I try daily to read the Deutsche Welle news to keep up with my German.  Another benefit of this news source is that it is much more balanced in its discussion of key world events than the normal US news.  They’ve been following a story of late that in Germany if you don’ t pay your church tax, the Catholic church has decided that you are not a faithful member of the church and should therefore have privileges like participating in communion curtailed.  As a good baptist (though I’m probably only a baptist as much as Olive Garden is Italian) I like the separation of church and state, in distinction to the recent baptist resurgence has led in the exact opposite direction from its roots.  At any rate, the question of financial participation as being a requirement for participation in the sacrament reminds me of questions that were raised a few hundred years back by a German monk.  No doubt, this is much different than the indulgence question and I think that giving to the church is very important, but should the church bar those from the eucharist for not paying a tithe?  I’m sure many baptists would argue yes, though the Supper doesn’t mean enough for them to matter.  I don’t want this to sound anti-catholic, because many of my students accuse me of falling on Catholic (and Orthodox) sides of issues as much as Protestant.  I imagine the Evangelische Kirche will have similar problems.  Also, should a civil court make the decision?  How would they enforce it?
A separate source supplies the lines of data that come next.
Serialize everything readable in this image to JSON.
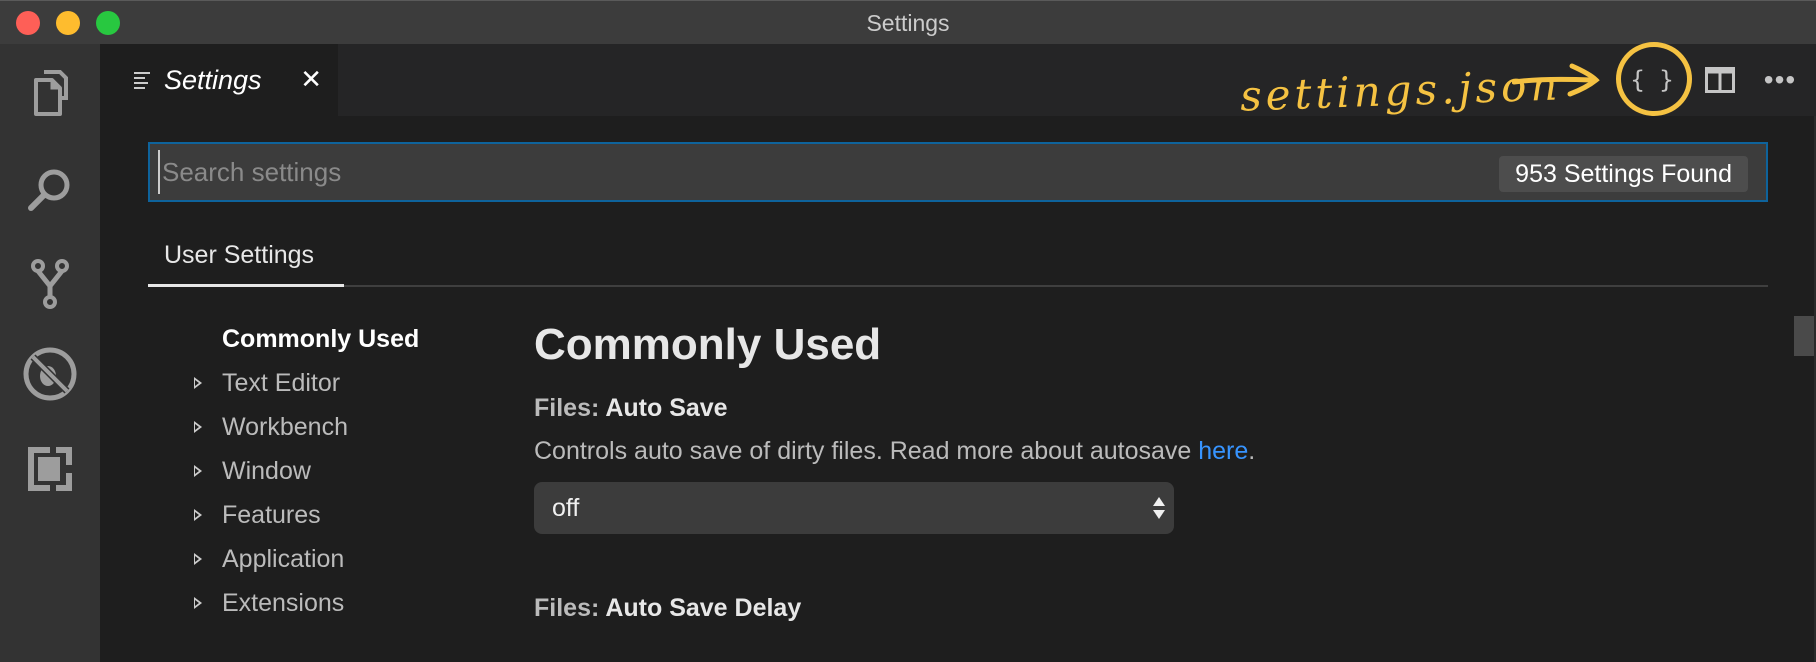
{
  "window": {
    "title": "Settings"
  },
  "activity_bar": {
    "items": [
      {
        "name": "explorer",
        "icon": "files-icon"
      },
      {
        "name": "search",
        "icon": "search-icon"
      },
      {
        "name": "source-control",
        "icon": "git-branch-icon"
      },
      {
        "name": "debug",
        "icon": "no-bug-icon"
      },
      {
        "name": "extensions",
        "icon": "extensions-icon"
      }
    ]
  },
  "tabs": [
    {
      "label": "Settings",
      "icon": "settings-list-icon",
      "active": true,
      "italic": true
    }
  ],
  "editor_actions": {
    "open_json_label": "{ }",
    "split_icon": "split-editor-icon",
    "more_label": "•••"
  },
  "annotation": {
    "text": "settings.json",
    "color": "#f5c242"
  },
  "search": {
    "placeholder": "Search settings",
    "value": "",
    "count_badge": "953 Settings Found"
  },
  "scope_tabs": [
    {
      "label": "User Settings",
      "active": true
    }
  ],
  "toc": {
    "items": [
      {
        "label": "Commonly Used",
        "active": true,
        "expandable": false
      },
      {
        "label": "Text Editor",
        "active": false,
        "expandable": true
      },
      {
        "label": "Workbench",
        "active": false,
        "expandable": true
      },
      {
        "label": "Window",
        "active": false,
        "expandable": true
      },
      {
        "label": "Features",
        "active": false,
        "expandable": true
      },
      {
        "label": "Application",
        "active": false,
        "expandable": true
      },
      {
        "label": "Extensions",
        "active": false,
        "expandable": true
      }
    ]
  },
  "main": {
    "section_title": "Commonly Used",
    "settings": [
      {
        "category": "Files: ",
        "name": "Auto Save",
        "description": "Controls auto save of dirty files. Read more about autosave ",
        "link_text": "here",
        "description_suffix": ".",
        "value": "off"
      },
      {
        "category": "Files: ",
        "name": "Auto Save Delay"
      }
    ]
  },
  "colors": {
    "accent_border": "#0e639c",
    "link": "#3794ff",
    "annotation": "#f5c242"
  }
}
[Update: After thinking about this more, it does hit me that it’s not directly about the money.  It’s more about believers making a public confession that they are not part of the church.  It’s a double whammy to the church because of the financial implications, but they should rightly be disturbed by church members who denounce their association publically but want to participate privately.]

I note the two bits from DW.  I apologize for the German text, but I’m too lazy to go find an English description of the issue (Google translate should suffice):

Ohne Kirchensteuer keine Sakramente

Die katholische Kirche schließt Menschen, die keine Kirchensteuer zahlen, auch aus dem kirchlichen Leben aus. Kann man aus der Kirche austreten und trotzdem katholisch sein? Darüber entscheidet nun ein Gericht.

Sept 26:

Das Bundesverwaltungsgericht in Leipzig trifft am heutigen Mittwoch eine Grundsatzentscheidung zur Kirchensteuer in Deutschland. Es geht um die Frage, ob man sich von der Zahlung der Kirchensteuer befreien, gleichzeitig aber Mitglied der katholischen Kirche bleiben kann. Der Freiburger Kirchenrechtler Hartmut Zapp hatte 2007 seinen Austritt aus der Kirche als Körperschaft des öffentlichen Rechts erklärt und keine Kirchensteuern mehr gezahlt. Er erklärte jedoch, er sei weiterhin gläubiges Mitglied der Kirche. Dagegen hatte das Erzbistum Freiburg geklagt. Zapp erhielt mit seiner Klage in erster Instanz recht. Der Verwaltungsgerichtshof Baden-Württemberg in Mannheim entschied aber, dass es keinen teilweisen Kirchenaustritt geben kann. Dagegen hatte Zapp Revision eingelegt.